Whereas, given the heinous nature of crimes against humanity and other similar acts, member nations should cooperate with each other to bring those responsible to justice;
Whereas such cooperation is effectively promoted by facilitating comity between member nations in dealing with heinous crimes; and
Whereas, although the World Assembly has legislated to restrict extradition to comply with due process standards (GA #147), as well as to regulate trial procedure for fairness (GA #37, inter alia), this august institution does not yet mandate the extension of comity for most heinous crimes;
The World Assembly enacts as follows, subject to previously enacted World Assembly law.
- Definitions: For the purposes of this resolution, a “heinous crime” means an act which World Assembly law explicitly or implicitly designates as a war crime, a crime against peace, or a crime against humanity, regardless of what jurisdiction takes up a case regarding that act. Absent qualification otherwise, uses of the phrase “World Assembly law” make no regard for the timing, relative to this resolution, of the passage of such law, and exclude repealed legislation.

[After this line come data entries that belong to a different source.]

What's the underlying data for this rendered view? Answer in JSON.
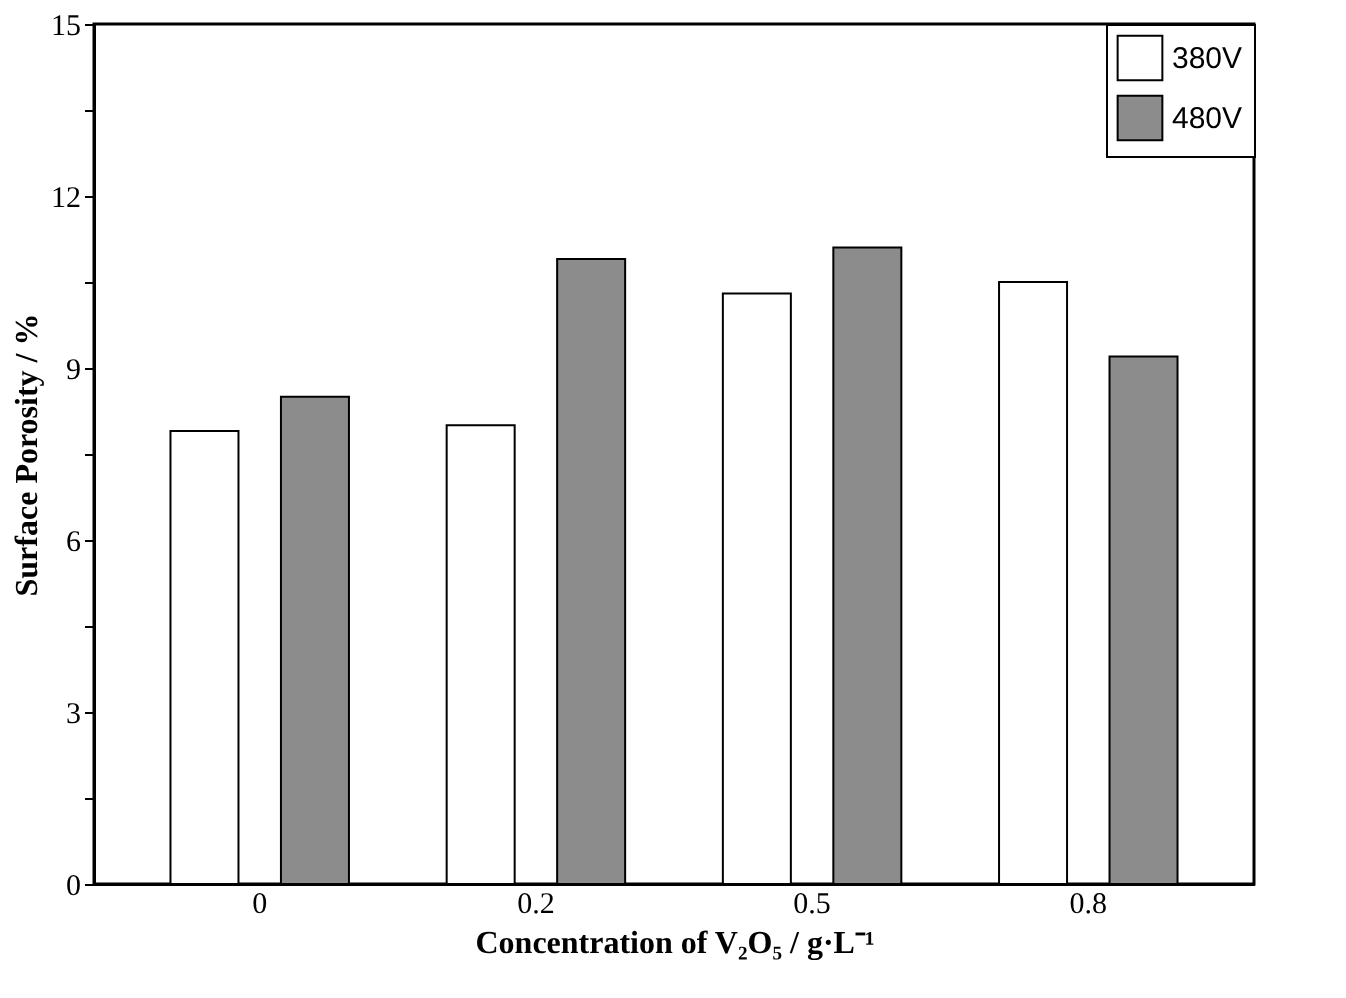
{
  "chart_data": {
    "type": "bar",
    "xlabel": "Concentration of V₂O₅ / g·L⁻¹",
    "ylabel": "Surface Porosity / %",
    "categories": [
      "0",
      "0.2",
      "0.5",
      "0.8"
    ],
    "series": [
      {
        "name": "380V",
        "color": "#ffffff",
        "values": [
          7.9,
          8.0,
          10.3,
          10.5
        ]
      },
      {
        "name": "480V",
        "color": "#8c8c8c",
        "values": [
          8.5,
          10.9,
          11.1,
          9.2
        ]
      }
    ],
    "ylim": [
      0,
      15
    ],
    "yticks": [
      0,
      {
        "value": 1.5,
        "label": null
      },
      3,
      {
        "value": 4.5,
        "label": null
      },
      6,
      {
        "value": 7.5,
        "label": null
      },
      9,
      {
        "value": 10.5,
        "label": null
      },
      12,
      {
        "value": 13.5,
        "label": null
      },
      15
    ],
    "legend": "top right",
    "grid": false
  }
}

- Reviews: Where an individual charged or convicted for a heinous crime in a World Assembly member nation remains under the jurisdiction of another member nation, the latter member nation must make a bona fide review to determine whether to extend comity over the case, if such comity is not already extended or to be extended. Such a review must be presided over by a court or other tribunal.
- Comity is to be presumptively granted if there is probable cause that the individual is guilty of said heinous crime, and in such a case may only be denied if the tribunal finds that extending comity would (i) result in a violation of due process or World Assembly law; or (ii) significantly harm a compelling public interest which outweighs the public’s interest in extension of comity.
- The World Assembly Judiciary Committee may, with the consent of the reviewing member nation, supply judicial officials to participate in the tribunal or proceedings thereof.
- Comity: Comity may be extended either by resuming or enforcing the relevant judicial proceedings by the member nation to which comity is extended; or by extraditing the individual in question to the member nation to which comity is extended.
- No member nation or entity therein may wilfully obstruct the transportation of an individual between member nations for the purposes of such extradition, subject to Section 3b.
- A member nation may, subject to other World Assembly law, prevent or restrict its jurisdiction from being used for such transportation, so long as this does not prevent extradition from proceeding without posing a substantial additional burden on the time or finances of the extraditing member nation.
- The enforcement of a judicial sentence shall be considered a form of judicial proceedings in this resolution.
- Extradition support: The International Enforcement Commission, or IEC, is reestablished. Where a member nation has elected to extend comity via extradition under Section 3, the IEC may provide support, in the form of law enforcement officers and with the consent of the extraditing member nation, to facilitate the delivery of the extradited individual to the jurisdiction of the relevant member nation.
- IEC officers acting per this mandate may only use armed force where absolutely necessary to ensure that the individual is safely delivered to the relevant member nation.
- The World Assembly shall reserve the power to, by resolution, expand the authority of the IEC to carry out additional law enforcement actions, excepting regulations limited to the scope of preventing (i) arbitrary action against a person, entity, or property thereof; or (ii) use of force substantially greater than necessary to restrain a person or prevent imminent lawless action.